One of the most fascinating things about the Web is how it has evolved. By that, I don’t mean so much the mind-blowing speed of growth, but rather how the foundational languages, APIs, and browsers have been able to adapt to an ever-evolving, ever-changing environment. With all the innovation going on, we somehow still managed to create robust foundational layers – like HTML, CSS, and JavaScript – that allowed for steady improvement but that also didn’t fail. And this is maybe the most amazing fact about the Web as a system of systems: it was resilient enough to persist and, at the same time, flexible enough to adapt.

For one, this is thanks to a lot of smart people who, despite all the arbitrariness involved in the creation of the Web, also made a lot of smart, foundational decisions. Like Tim Berners-Lee, the inventor of the World Wide Web, who recognized that the success of his invention would highly depend on how easy it would be for people to adapt it and who, therefore, not only based HTML on SGML, a language the folks at CERN were already familiar with, but who also decided that it would be sufficient for a hyperlink on the Web to go in one direction only, instead of being bidirectional, which would have made it much harder for people to link to a source.
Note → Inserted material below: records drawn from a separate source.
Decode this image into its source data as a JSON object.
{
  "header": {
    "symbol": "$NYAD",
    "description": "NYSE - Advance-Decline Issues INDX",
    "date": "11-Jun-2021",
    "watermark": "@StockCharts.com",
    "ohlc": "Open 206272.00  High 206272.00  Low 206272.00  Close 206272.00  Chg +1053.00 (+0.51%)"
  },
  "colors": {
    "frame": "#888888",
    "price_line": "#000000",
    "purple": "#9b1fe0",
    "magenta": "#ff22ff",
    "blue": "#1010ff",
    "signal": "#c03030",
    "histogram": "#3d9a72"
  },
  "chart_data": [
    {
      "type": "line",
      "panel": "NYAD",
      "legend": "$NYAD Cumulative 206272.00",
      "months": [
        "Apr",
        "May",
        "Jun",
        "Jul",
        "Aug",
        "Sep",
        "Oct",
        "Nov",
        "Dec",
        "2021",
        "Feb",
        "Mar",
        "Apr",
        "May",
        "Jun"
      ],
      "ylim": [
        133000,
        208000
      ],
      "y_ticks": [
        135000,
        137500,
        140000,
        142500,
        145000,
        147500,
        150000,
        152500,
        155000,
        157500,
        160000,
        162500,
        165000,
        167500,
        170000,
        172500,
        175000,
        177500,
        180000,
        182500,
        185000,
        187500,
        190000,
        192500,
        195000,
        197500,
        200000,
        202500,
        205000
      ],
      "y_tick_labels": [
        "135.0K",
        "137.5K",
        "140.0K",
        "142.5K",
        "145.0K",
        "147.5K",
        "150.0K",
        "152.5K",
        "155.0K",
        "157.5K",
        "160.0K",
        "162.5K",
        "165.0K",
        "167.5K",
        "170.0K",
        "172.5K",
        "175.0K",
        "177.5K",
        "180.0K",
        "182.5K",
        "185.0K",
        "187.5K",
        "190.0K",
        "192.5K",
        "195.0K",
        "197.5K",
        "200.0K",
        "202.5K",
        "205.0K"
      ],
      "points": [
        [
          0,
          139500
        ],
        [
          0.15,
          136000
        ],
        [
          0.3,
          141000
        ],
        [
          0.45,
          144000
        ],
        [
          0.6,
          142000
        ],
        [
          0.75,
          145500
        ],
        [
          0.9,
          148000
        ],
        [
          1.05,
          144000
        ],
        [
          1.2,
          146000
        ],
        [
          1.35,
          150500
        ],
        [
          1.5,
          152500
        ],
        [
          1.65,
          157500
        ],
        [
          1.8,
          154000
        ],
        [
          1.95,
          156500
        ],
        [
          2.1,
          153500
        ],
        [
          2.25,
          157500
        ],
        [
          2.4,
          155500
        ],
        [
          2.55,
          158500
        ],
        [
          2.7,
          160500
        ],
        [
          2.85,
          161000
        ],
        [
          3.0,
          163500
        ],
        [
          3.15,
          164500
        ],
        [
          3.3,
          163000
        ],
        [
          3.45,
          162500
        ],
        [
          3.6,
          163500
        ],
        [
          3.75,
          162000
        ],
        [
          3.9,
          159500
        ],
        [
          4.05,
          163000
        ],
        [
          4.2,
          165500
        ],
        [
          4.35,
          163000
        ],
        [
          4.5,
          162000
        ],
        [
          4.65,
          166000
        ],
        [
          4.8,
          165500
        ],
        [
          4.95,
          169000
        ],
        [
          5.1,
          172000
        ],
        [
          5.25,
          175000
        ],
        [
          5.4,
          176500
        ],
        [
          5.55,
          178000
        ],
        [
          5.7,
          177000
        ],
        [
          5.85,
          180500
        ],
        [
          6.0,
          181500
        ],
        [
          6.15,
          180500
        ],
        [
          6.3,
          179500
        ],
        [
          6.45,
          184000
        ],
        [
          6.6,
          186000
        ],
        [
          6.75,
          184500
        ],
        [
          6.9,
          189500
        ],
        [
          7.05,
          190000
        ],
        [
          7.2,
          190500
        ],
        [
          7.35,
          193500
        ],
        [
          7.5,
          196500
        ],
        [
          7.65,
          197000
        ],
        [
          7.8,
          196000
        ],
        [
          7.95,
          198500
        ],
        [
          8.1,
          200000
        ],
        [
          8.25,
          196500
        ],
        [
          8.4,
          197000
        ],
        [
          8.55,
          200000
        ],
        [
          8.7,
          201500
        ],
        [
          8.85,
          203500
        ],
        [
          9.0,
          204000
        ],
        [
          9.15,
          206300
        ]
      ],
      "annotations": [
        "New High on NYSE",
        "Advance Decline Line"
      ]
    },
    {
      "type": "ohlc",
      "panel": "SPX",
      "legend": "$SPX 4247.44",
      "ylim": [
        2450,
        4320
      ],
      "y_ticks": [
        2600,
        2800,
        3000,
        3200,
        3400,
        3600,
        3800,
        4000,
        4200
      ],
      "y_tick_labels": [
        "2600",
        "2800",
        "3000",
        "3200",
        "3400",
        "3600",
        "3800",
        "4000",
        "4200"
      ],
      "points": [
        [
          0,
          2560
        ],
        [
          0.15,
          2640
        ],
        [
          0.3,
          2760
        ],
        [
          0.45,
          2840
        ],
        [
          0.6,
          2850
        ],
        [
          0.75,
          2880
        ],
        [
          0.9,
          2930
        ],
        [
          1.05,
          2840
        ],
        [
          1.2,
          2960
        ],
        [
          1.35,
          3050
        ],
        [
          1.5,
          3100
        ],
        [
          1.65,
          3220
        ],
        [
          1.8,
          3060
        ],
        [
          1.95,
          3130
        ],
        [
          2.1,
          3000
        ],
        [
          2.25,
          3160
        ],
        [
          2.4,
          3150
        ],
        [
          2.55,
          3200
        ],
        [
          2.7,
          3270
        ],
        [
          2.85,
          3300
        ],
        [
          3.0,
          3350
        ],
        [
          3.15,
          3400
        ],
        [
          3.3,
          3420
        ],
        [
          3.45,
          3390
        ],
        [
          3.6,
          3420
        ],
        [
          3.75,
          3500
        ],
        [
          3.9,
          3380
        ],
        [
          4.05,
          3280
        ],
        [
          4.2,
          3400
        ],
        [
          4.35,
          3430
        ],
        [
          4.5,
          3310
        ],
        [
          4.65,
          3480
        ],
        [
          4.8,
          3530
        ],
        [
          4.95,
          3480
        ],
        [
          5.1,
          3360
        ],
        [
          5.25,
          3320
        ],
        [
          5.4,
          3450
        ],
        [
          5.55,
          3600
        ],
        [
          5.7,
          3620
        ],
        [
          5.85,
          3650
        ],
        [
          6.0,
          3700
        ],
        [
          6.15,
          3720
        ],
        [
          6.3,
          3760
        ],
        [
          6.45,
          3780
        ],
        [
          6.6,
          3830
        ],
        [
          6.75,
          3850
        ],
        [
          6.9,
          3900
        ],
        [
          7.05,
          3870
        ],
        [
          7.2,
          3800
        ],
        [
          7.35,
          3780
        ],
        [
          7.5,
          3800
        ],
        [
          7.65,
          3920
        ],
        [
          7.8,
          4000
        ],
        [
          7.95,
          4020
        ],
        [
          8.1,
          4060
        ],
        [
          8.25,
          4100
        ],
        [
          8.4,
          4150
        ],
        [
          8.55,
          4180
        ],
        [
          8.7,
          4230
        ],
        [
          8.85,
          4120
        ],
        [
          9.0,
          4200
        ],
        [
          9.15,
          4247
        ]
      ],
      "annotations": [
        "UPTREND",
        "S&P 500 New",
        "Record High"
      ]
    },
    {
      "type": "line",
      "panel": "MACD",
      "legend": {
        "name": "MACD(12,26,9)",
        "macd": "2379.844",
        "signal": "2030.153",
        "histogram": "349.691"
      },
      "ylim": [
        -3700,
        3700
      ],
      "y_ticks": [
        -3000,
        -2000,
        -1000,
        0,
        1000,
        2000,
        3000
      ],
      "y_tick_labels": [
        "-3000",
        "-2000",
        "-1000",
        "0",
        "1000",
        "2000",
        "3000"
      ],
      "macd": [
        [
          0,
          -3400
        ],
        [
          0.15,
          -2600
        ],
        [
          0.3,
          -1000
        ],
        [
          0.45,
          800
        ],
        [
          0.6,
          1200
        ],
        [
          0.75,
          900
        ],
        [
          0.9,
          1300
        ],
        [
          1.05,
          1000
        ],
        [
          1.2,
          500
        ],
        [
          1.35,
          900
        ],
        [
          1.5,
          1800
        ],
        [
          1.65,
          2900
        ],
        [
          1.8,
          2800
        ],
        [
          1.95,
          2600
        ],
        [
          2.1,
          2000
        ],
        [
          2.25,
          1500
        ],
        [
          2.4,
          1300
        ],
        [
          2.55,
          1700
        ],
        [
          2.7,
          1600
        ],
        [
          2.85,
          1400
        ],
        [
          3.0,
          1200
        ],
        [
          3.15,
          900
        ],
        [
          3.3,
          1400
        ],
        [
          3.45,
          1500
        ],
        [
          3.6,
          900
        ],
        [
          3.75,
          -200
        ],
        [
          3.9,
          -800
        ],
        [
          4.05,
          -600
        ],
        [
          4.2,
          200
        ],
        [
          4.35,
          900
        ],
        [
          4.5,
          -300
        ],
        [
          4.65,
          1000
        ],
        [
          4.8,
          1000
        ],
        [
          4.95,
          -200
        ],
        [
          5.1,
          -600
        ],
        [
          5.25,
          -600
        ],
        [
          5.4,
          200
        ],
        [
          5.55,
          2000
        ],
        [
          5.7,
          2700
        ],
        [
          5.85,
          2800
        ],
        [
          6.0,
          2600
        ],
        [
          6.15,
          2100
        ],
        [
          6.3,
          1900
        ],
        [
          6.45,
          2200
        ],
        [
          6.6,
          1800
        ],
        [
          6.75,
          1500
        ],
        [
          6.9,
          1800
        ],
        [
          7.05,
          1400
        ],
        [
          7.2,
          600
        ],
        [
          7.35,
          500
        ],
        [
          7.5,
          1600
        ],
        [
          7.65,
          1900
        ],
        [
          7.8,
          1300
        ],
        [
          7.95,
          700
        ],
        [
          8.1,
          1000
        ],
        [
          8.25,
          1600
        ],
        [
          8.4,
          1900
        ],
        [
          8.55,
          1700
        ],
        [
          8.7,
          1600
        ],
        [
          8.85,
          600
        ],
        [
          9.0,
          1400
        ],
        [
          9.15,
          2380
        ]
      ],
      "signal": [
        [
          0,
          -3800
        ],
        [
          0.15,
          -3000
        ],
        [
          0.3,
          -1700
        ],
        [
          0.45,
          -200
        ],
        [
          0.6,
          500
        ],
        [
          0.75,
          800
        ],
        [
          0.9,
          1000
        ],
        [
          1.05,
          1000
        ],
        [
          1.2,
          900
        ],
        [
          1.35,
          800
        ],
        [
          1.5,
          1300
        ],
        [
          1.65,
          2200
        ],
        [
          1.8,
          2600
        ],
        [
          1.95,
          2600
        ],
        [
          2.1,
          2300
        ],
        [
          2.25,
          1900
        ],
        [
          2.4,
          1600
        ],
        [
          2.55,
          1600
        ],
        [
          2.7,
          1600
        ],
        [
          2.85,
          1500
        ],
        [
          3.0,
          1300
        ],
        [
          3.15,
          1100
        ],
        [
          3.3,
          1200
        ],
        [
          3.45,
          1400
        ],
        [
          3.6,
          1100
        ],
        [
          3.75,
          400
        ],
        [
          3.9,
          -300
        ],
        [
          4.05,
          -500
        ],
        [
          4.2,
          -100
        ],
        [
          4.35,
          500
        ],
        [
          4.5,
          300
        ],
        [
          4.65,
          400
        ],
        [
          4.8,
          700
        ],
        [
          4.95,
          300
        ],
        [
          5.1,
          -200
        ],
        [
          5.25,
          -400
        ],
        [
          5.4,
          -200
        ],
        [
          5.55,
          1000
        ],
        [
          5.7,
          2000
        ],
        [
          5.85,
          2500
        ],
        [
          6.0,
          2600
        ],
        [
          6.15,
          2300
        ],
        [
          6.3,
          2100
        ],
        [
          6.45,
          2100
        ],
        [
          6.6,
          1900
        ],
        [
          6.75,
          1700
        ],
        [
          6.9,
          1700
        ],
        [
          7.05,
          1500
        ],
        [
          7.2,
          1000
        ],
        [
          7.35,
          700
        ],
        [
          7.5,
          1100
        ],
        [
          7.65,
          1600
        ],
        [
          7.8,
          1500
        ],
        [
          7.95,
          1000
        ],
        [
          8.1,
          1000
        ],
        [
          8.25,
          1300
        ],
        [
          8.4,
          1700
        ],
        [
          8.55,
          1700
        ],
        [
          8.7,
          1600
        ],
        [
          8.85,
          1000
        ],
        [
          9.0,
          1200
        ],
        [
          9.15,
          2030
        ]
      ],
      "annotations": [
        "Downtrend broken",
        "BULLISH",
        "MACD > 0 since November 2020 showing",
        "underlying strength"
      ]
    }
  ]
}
But today’s success of the Web is also based on another principle: agreement. The agreement on certain standards that everyone will adhere to – the people writing the specs, the browser makers implementing them, and all authors writing code for the Web. Unlike in the dark times of the browser wars, what becomes a standard is today based on agreement. Agreement is what made it possible that new features like CSS Grid shipped in a short timeframe in all major browsers. Agreement on what should become part of the foundational technologies of the Web is also why we now have variables, aka Custom Properties, in CSS, or why we now can select DOM elements by querying for a CSS selector with Vanilla JavaScript (with querySelector and querySelectorAll) – something that had only been possible with jQuery for a long time. And only one of the many things you might not need jQuery for anymore.

Jeremy Keith has just given a fantastic talk at CSS Day about all of this: in “In And Out Of Style,” Jeremy not only talks about the foundational ideas and principles behind CSS, but also about how long-term trends always appeared and disappeared over time and how they have influenced and shaped the Web Standards we work with today. It is a wonderful talk, for one because of the way Jeremy tells the stories about the Web and its history, but also because of the underlying message: by hacking our way around the shortcomings of the Web, we influence what we agree upon and what ultimately becomes a standard. So, just like promoting the idea that Web Standards, CSS, or other best-practices are broken, is wrong, we should also not just accept things as they are. All the hacks, libraries, and frameworks that help us get things done today might well shape how the Web of the future looks like. As creators, we are actively influencing the future of the Web. What a great reason to become part of that feedback loop, share your thoughts and experience, and get involved in important projects that push the Web forward – like open-ui.org.